Everyone’s covering Gov. Christie’s conditional veto of Senate Bill 1940, which posits that if a collective bargaining unit (i.e., local arm of a teachers union) agrees to wage or benefits concessions then “the amount of money which would have been required to fund those wages and benefits shall be applied to the maintenance of bargaining unit stall member positions.” (See coverage from New Jersey Newsroom, The Record, Courier Post.)
The bill was approved by the Assembly on a vote of 69-11, and is sponsored by a bevy of 13 senators. It was apparently written by the NJEA executive office. From an editorial by NJEA President Barbara Keshishian that ran last month in the Star-Ledger:
That is why NJEA filed legislation requiring any savings from salary concessions be used to restore laid-off staff. The bills, S1940/A2773, passed both the state Assembly and Senate by overwhelming bipartisan margins and await Christie’s signature.

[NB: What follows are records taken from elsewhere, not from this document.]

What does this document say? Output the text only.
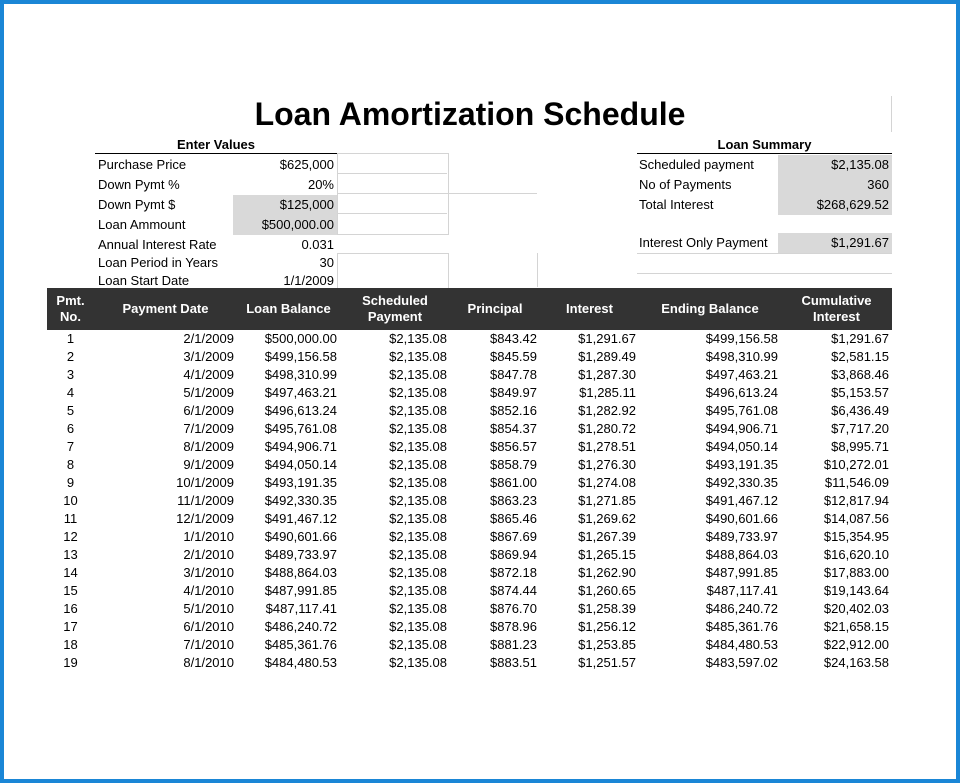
Loan Amortization Schedule
Enter Values
Purchase Price	$625,000
Down Pymt %	20%
Down Pymt $	$125,000
Loan Ammount	$500,000.00
Annual Interest Rate	0.031
Loan Period in Years	30
Loan Start Date	1/1/2009
Loan Summary
Scheduled payment	$2,135.08
No of Payments	360
Total Interest	$268,629.52
Interest Only Payment	$1,291.67
Pmt. No.	Payment Date	Loan Balance	Scheduled Payment	Principal	Interest	Ending Balance	Cumulative Interest
1	2/1/2009	$500,000.00	$2,135.08	$843.42	$1,291.67	$499,156.58	$1,291.67
2	3/1/2009	$499,156.58	$2,135.08	$845.59	$1,289.49	$498,310.99	$2,581.15
3	4/1/2009	$498,310.99	$2,135.08	$847.78	$1,287.30	$497,463.21	$3,868.46
4	5/1/2009	$497,463.21	$2,135.08	$849.97	$1,285.11	$496,613.24	$5,153.57
5	6/1/2009	$496,613.24	$2,135.08	$852.16	$1,282.92	$495,761.08	$6,436.49
6	7/1/2009	$495,761.08	$2,135.08	$854.37	$1,280.72	$494,906.71	$7,717.20
7	8/1/2009	$494,906.71	$2,135.08	$856.57	$1,278.51	$494,050.14	$8,995.71
8	9/1/2009	$494,050.14	$2,135.08	$858.79	$1,276.30	$493,191.35	$10,272.01
9	10/1/2009	$493,191.35	$2,135.08	$861.00	$1,274.08	$492,330.35	$11,546.09
10	11/1/2009	$492,330.35	$2,135.08	$863.23	$1,271.85	$491,467.12	$12,817.94
11	12/1/2009	$491,467.12	$2,135.08	$865.46	$1,269.62	$490,601.66	$14,087.56
12	1/1/2010	$490,601.66	$2,135.08	$867.69	$1,267.39	$489,733.97	$15,354.95
13	2/1/2010	$489,733.97	$2,135.08	$869.94	$1,265.15	$488,864.03	$16,620.10
14	3/1/2010	$488,864.03	$2,135.08	$872.18	$1,262.90	$487,991.85	$17,883.00
15	4/1/2010	$487,991.85	$2,135.08	$874.44	$1,260.65	$487,117.41	$19,143.64
16	5/1/2010	$487,117.41	$2,135.08	$876.70	$1,258.39	$486,240.72	$20,402.03
17	6/1/2010	$486,240.72	$2,135.08	$878.96	$1,256.12	$485,361.76	$21,658.15
18	7/1/2010	$485,361.76	$2,135.08	$881.23	$1,253.85	$484,480.53	$22,912.00
19	8/1/2010	$484,480.53	$2,135.08	$883.51	$1,251.57	$483,597.02	$24,163.58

New Jersey School Boards Association lobbied against the bill, and put out a position statement:
In a better economy, the legislation will serve only to interfere with the basic responsibility of local boards of education to provide educational services in the most cost-efficient manner possible. It would severely undermine their ability to carry out this responsibility by eliminating the managerial prerogative to allocate money saved through wage concessions for any purpose that would serve the interests of students and taxpayers.

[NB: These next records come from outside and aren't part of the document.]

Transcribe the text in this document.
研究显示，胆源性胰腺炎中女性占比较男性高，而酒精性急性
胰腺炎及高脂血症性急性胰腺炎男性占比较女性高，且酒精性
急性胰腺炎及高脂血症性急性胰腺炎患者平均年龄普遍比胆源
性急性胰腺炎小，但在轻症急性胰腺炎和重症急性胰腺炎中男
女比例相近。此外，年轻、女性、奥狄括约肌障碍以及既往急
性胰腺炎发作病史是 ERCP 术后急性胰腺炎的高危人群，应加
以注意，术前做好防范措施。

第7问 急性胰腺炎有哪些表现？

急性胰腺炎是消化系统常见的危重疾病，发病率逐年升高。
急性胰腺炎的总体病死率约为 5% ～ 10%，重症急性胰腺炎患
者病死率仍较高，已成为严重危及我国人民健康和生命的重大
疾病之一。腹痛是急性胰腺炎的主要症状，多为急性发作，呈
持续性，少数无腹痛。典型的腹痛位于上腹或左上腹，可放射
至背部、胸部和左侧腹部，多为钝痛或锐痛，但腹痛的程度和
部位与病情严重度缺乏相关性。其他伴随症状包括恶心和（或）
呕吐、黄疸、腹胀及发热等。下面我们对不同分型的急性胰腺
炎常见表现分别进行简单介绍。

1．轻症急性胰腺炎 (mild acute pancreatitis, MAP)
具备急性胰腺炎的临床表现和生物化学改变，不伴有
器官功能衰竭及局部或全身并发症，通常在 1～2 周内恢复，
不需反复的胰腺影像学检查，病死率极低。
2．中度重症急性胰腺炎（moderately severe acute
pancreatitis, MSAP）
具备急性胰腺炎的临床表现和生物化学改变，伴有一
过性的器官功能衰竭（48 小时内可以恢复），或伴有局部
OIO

Forget the mystery of why the bill, which directly undermines local district ability to control costs, passed both Houses by an overwhelming margin. (Okay, maybe not so mysterious. Look at the filer.) The greater mystery is why Gov. Christie’s conditional veto is so weak. He limits his concern to a possible reading of the bill text that could require districts to negotiate with local unions any time they want to lay off staff, even when enrollment drops or when other financial needs present themselves. Here’s Christie the Diplomat:
While I commend the sponsors for attempting to facilitate the preservation of school employee positions during this difficult economic time, I am concerned that this bill, as currently written, goes well beyond the situation which the sponsors were attempting to address.
As public education catches up with technology, data-driven curricula, and divergent educational needs of different groups, the last thing school districts need is a tightening of the handcuffs on highly-regulated fiscal plans. It’s great when employees recognize that current wages or benefits are unsustainable and dip into their own pocketbooks to save the jobs of other staffers. But S1940 is all about protecting the jobs of adults, not the educational needs of the kids.
The union did its job; it protected its own. The Legislature didn’t. Neither did Christie’s conditional veto.